O entrevistado mencionou duas importantes barreiras para a melhoria da atenção em saúde que se colocam desde antes da pandemia: dificuldades de comunicação via radiofonia e vazio assistencial. A EMSI visita a comunidade apenas uma vez por mês e, frequentemente, o médico não está presente nestas visitas. João Carlos relatou que, em 2020, a comunidade ficou meses sem nenhum agente de saúde. Uma voluntária cumpriu o papel de agente de saúde durante esse período, até que foi contratada pelo DSEI. Além destas questões, o professor apontou para dificuldades no atendimento à saúde da mulher na comunidade. Como não há um espaço adequado para o atendimento, a maior parte das mulheres não realiza os exames médicos (como PCCU e exames de pré-natal), pois sentem-se expostas e envergonhadas. 

Em 7 comunidades da região de abrangência do Pólo-Base São José II, a equipe da pesquisa realizou um exercício de avaliação coletiva da qualidade dos serviços, usando uma ferramenta chamada ‘Cartão de Pontuação Comunitária’ a partir da atribuição de uma nota de 1 a 6, onde 1 corresponde a “péssimo” e 6 a “ótimo”. Este exercício permitiu mapear os aspectos onde as comunidades perceberam uma melhora na qualidade da atenção em decorrência da resposta à pandemia, e onde consideraram que a qualidade do serviço havia piorado ou ficado igual. Também permitiu identificar onde a pontuação dada por uma comunidade espelha o resultado geral da região, e onde tem diferenças importantes entre as comunidades na avaliação que fazem dos serviços.

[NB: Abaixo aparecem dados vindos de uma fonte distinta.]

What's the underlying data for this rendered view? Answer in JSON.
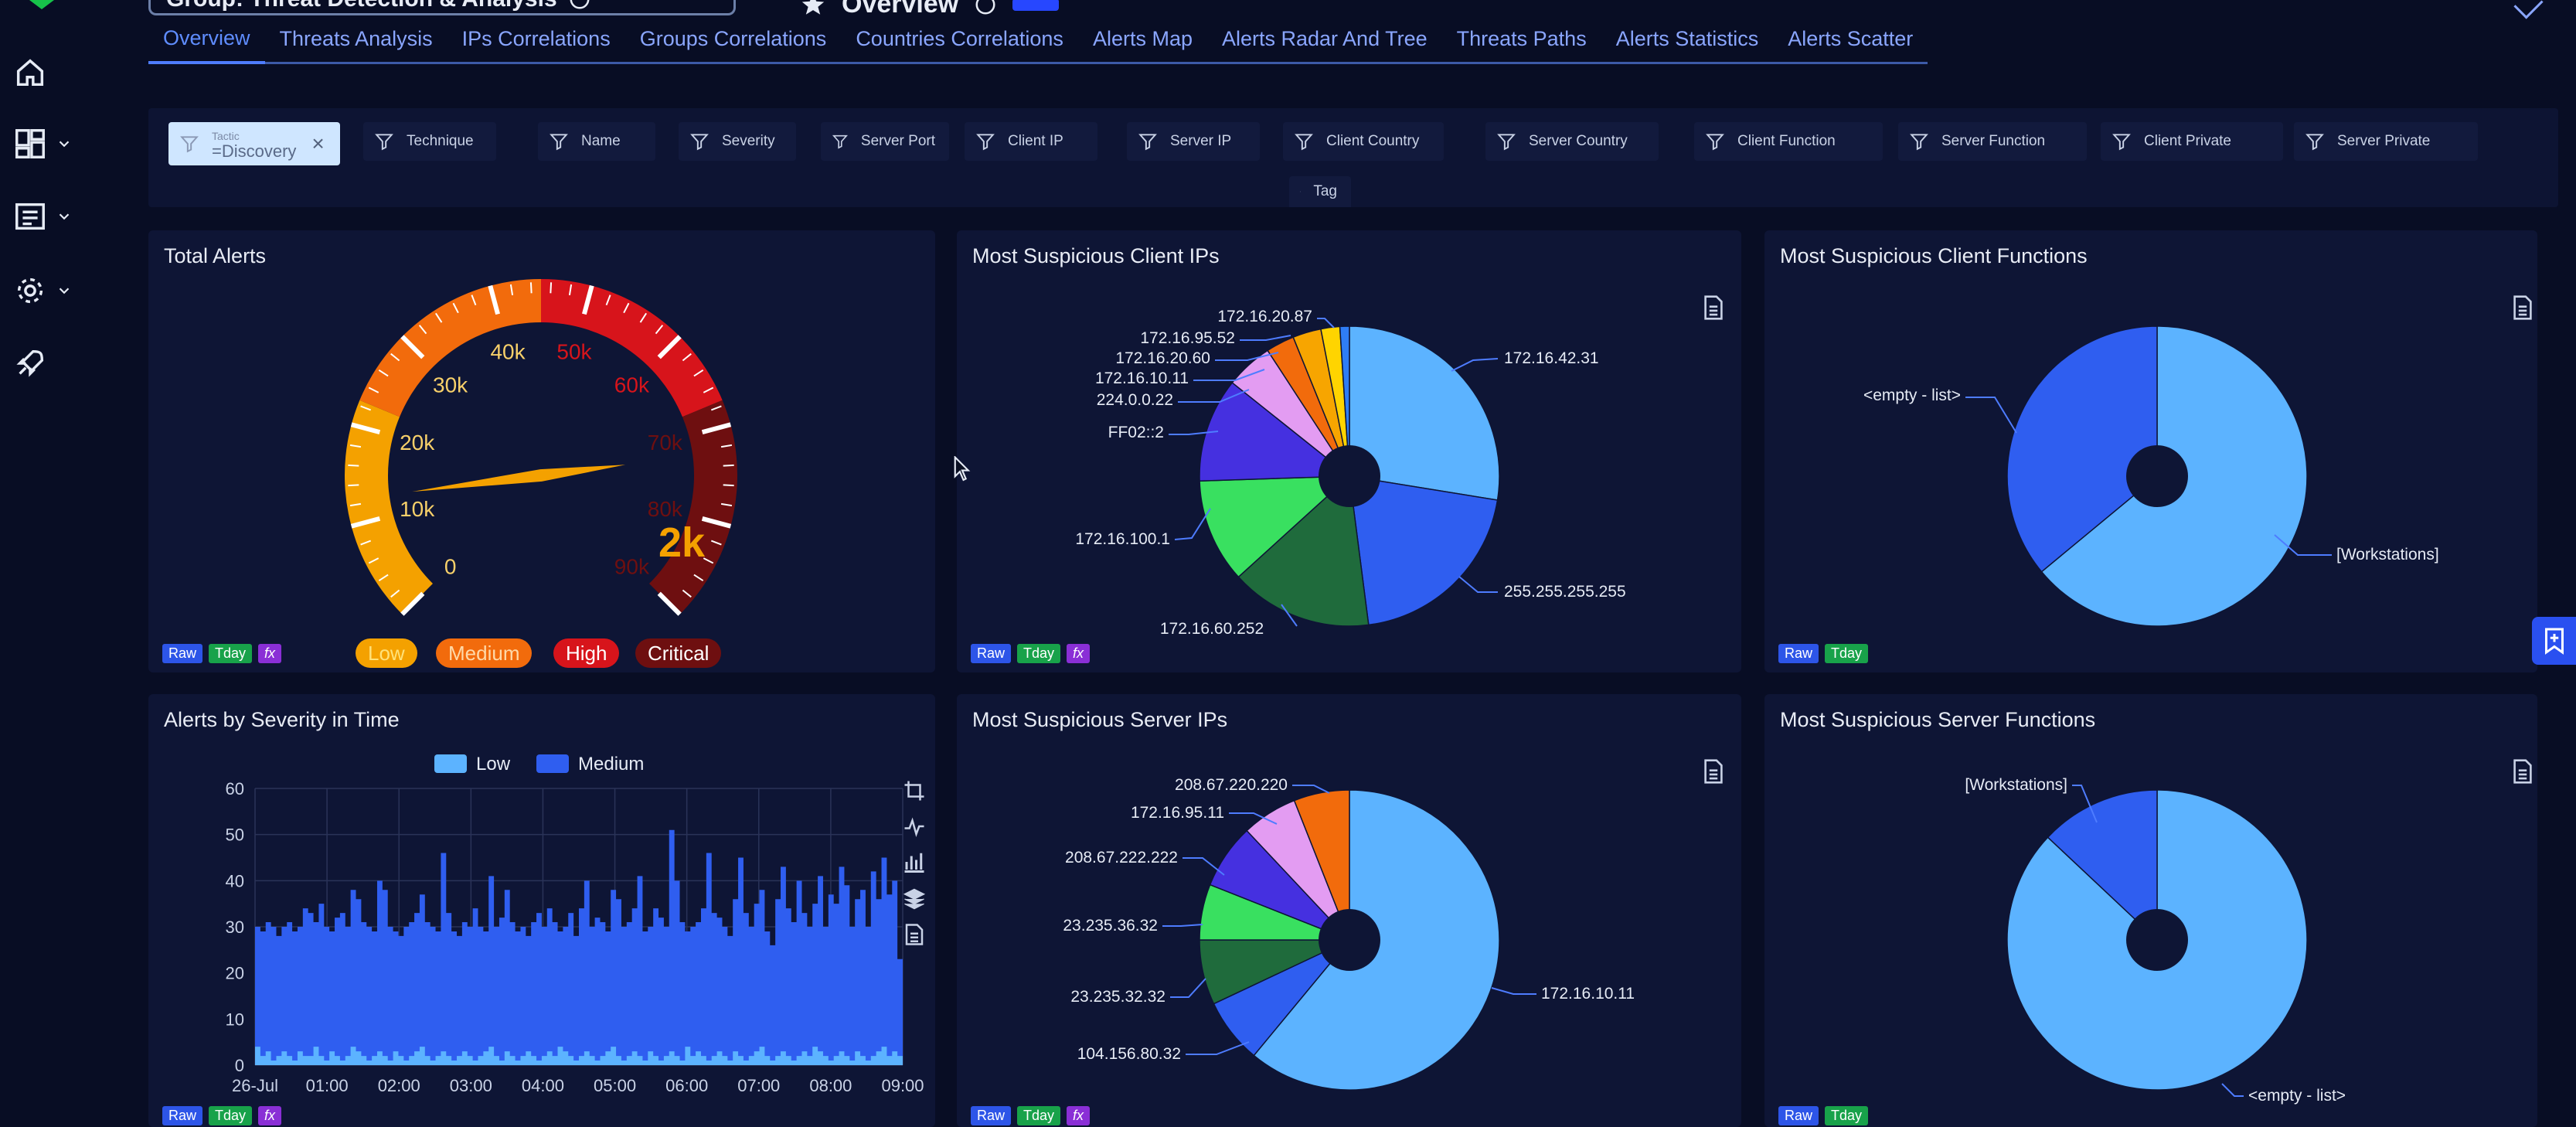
{
  "header": {
    "group_title": "Group: Threat Detection & Analysis",
    "dashboard_title": "Overview"
  },
  "tabs": [
    {
      "label": "Overview",
      "active": true
    },
    {
      "label": "Threats Analysis"
    },
    {
      "label": "IPs Correlations"
    },
    {
      "label": "Groups Correlations"
    },
    {
      "label": "Countries Correlations"
    },
    {
      "label": "Alerts Map"
    },
    {
      "label": "Alerts Radar And Tree"
    },
    {
      "label": "Threats Paths"
    },
    {
      "label": "Alerts Statistics"
    },
    {
      "label": "Alerts Scatter"
    }
  ],
  "filters": {
    "active": {
      "key": "Tactic",
      "value": "=Discovery"
    },
    "chips": [
      "Technique",
      "Name",
      "Severity",
      "Server Port",
      "Client IP",
      "Server IP",
      "Client Country",
      "Server Country",
      "Client Function",
      "Server Function",
      "Client Private",
      "Server Private",
      "Tag"
    ]
  },
  "sidebar": {
    "icons": [
      "home-icon",
      "dashboard-icon",
      "list-icon",
      "gear-icon",
      "rocket-icon"
    ]
  },
  "tags": {
    "raw": "Raw",
    "tday": "Tday",
    "fx": "fx"
  },
  "panels": {
    "total_alerts": {
      "title": "Total Alerts",
      "value_label": "2k",
      "value": 2000,
      "max": 90000,
      "ticks": [
        "0",
        "10k",
        "20k",
        "30k",
        "40k",
        "50k",
        "60k",
        "70k",
        "80k",
        "90k"
      ],
      "legend": [
        {
          "label": "Low",
          "color": "#f4a100"
        },
        {
          "label": "Medium",
          "color": "#f26b0c"
        },
        {
          "label": "High",
          "color": "#d7141b"
        },
        {
          "label": "Critical",
          "color": "#6e0f10"
        }
      ]
    },
    "client_ips": {
      "title": "Most Suspicious Client IPs",
      "chart_data": {
        "type": "pie",
        "labels": [
          "172.16.42.31",
          "255.255.255.255",
          "172.16.60.252",
          "172.16.100.1",
          "FF02::2",
          "224.0.0.22",
          "172.16.10.11",
          "172.16.20.60",
          "172.16.95.52",
          "172.16.20.87"
        ],
        "values": [
          27,
          20,
          15,
          11,
          11,
          5,
          3,
          3,
          2,
          1
        ],
        "colors": [
          "#5cb3ff",
          "#2f5ef0",
          "#1f6b3c",
          "#39e060",
          "#4530e0",
          "#e39cf2",
          "#f26b0c",
          "#f7a500",
          "#ffd400",
          "#2f7df5"
        ]
      }
    },
    "client_functions": {
      "title": "Most Suspicious Client Functions",
      "chart_data": {
        "type": "pie",
        "labels": [
          "[Workstations]",
          "<empty - list>"
        ],
        "values": [
          64,
          36
        ],
        "colors": [
          "#5cb3ff",
          "#2f5ef0"
        ]
      }
    },
    "severity_time": {
      "title": "Alerts by Severity in Time",
      "chart_data": {
        "type": "area",
        "series": [
          {
            "name": "Low",
            "color": "#5cb3ff"
          },
          {
            "name": "Medium",
            "color": "#2f5ef0"
          }
        ],
        "x_ticks": [
          "26-Jul",
          "01:00",
          "02:00",
          "03:00",
          "04:00",
          "05:00",
          "06:00",
          "07:00",
          "08:00",
          "09:00"
        ],
        "y_ticks": [
          "0",
          "10",
          "20",
          "30",
          "40",
          "50",
          "60"
        ],
        "ylim": [
          0,
          60
        ],
        "medium_values": [
          30,
          29,
          31,
          30,
          28,
          30,
          31,
          29,
          30,
          34,
          33,
          31,
          35,
          30,
          29,
          32,
          33,
          30,
          38,
          36,
          31,
          30,
          29,
          40,
          38,
          30,
          29,
          28,
          30,
          31,
          33,
          37,
          31,
          30,
          29,
          46,
          33,
          29,
          28,
          31,
          30,
          34,
          30,
          29,
          41,
          30,
          32,
          38,
          31,
          29,
          30,
          28,
          31,
          33,
          30,
          34,
          31,
          29,
          30,
          33,
          28,
          34,
          40,
          30,
          32,
          31,
          29,
          38,
          36,
          30,
          31,
          34,
          41,
          29,
          30,
          34,
          32,
          30,
          51,
          40,
          31,
          29,
          30,
          31,
          34,
          46,
          33,
          32,
          30,
          28,
          36,
          45,
          33,
          30,
          35,
          38,
          29,
          26,
          36,
          43,
          34,
          31,
          40,
          33,
          30,
          35,
          41,
          30,
          37,
          35,
          43,
          39,
          30,
          36,
          38,
          30,
          42,
          36,
          45,
          37,
          40,
          23
        ],
        "low_values": [
          4,
          2,
          3,
          1,
          2,
          3,
          2,
          1,
          3,
          2,
          2,
          4,
          2,
          1,
          3,
          2,
          1,
          2,
          4,
          3,
          2,
          1,
          2,
          3,
          2,
          1,
          3,
          2,
          1,
          2,
          3,
          4,
          2,
          1,
          2,
          3,
          2,
          1,
          2,
          3,
          2,
          1,
          2,
          3,
          4,
          2,
          1,
          3,
          2,
          1,
          2,
          3,
          2,
          1,
          2,
          3,
          2,
          4,
          3,
          2,
          1,
          2,
          3,
          2,
          1,
          2,
          3,
          4,
          2,
          1,
          2,
          3,
          2,
          1,
          3,
          2,
          1,
          2,
          3,
          2,
          1,
          4,
          2,
          3,
          2,
          1,
          2,
          3,
          2,
          1,
          3,
          2,
          1,
          2,
          3,
          4,
          2,
          1,
          2,
          3,
          2,
          1,
          2,
          3,
          2,
          4,
          3,
          2,
          1,
          2,
          3,
          2,
          1,
          3,
          2,
          1,
          2,
          3,
          4,
          2,
          3,
          2
        ]
      }
    },
    "server_ips": {
      "title": "Most Suspicious Server IPs",
      "chart_data": {
        "type": "pie",
        "labels": [
          "172.16.10.11",
          "104.156.80.32",
          "23.235.32.32",
          "23.235.36.32",
          "208.67.222.222",
          "172.16.95.11",
          "208.67.220.220"
        ],
        "values": [
          61,
          7,
          7,
          6,
          7,
          6,
          6
        ],
        "colors": [
          "#5cb3ff",
          "#2f5ef0",
          "#1f6b3c",
          "#39e060",
          "#4530e0",
          "#e39cf2",
          "#f26b0c"
        ]
      }
    },
    "server_functions": {
      "title": "Most Suspicious Server Functions",
      "chart_data": {
        "type": "pie",
        "labels": [
          "<empty - list>",
          "[Workstations]"
        ],
        "values": [
          87,
          13
        ],
        "colors": [
          "#5cb3ff",
          "#2f5ef0"
        ]
      }
    }
  }
}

Assim, a comunidade de Boca da Estrada acompanha a percepção geral manifestada pelos cartões de pontuação de que a qualidade da comunicação em saúde é ruim (pontuação média: 2,6), não tendo sido observada melhora considerável durante a pandemia. O vazio assistencial (poucas visitas para atendimento) é entendido como um problema grave e faz a comunidade acompanhar a avaliação regional de insatisfação quanto à qualidade da atenção em saúde (pontuação média: 2,8 pontos = regular).  Quanto à saúde da mulher, Boca da Estrada segue a avaliação das comunidades que classificaram essa atenção específica como ruim, ainda que a pontuação média regional para esse indicador tenha sido: 2,9 (regular). Como pontos positivos é possível destacar o diálogo com a medicina indígena, que faz a comunidade distanciar-se da pontuação média regional de 1,9 pontos (ruim) para o indicador de interculturalidade na saúde. 

Para a melhoria da atenção à saúde da comunidade, João Carlos ressaltou a necessidade da melhoria da comunicação via radiofonia e a diminuição do vazio assistencial. Além disso, sublinhou a importância de que haja um espaço adequado para a realização de exames ginecológicos na aldeia.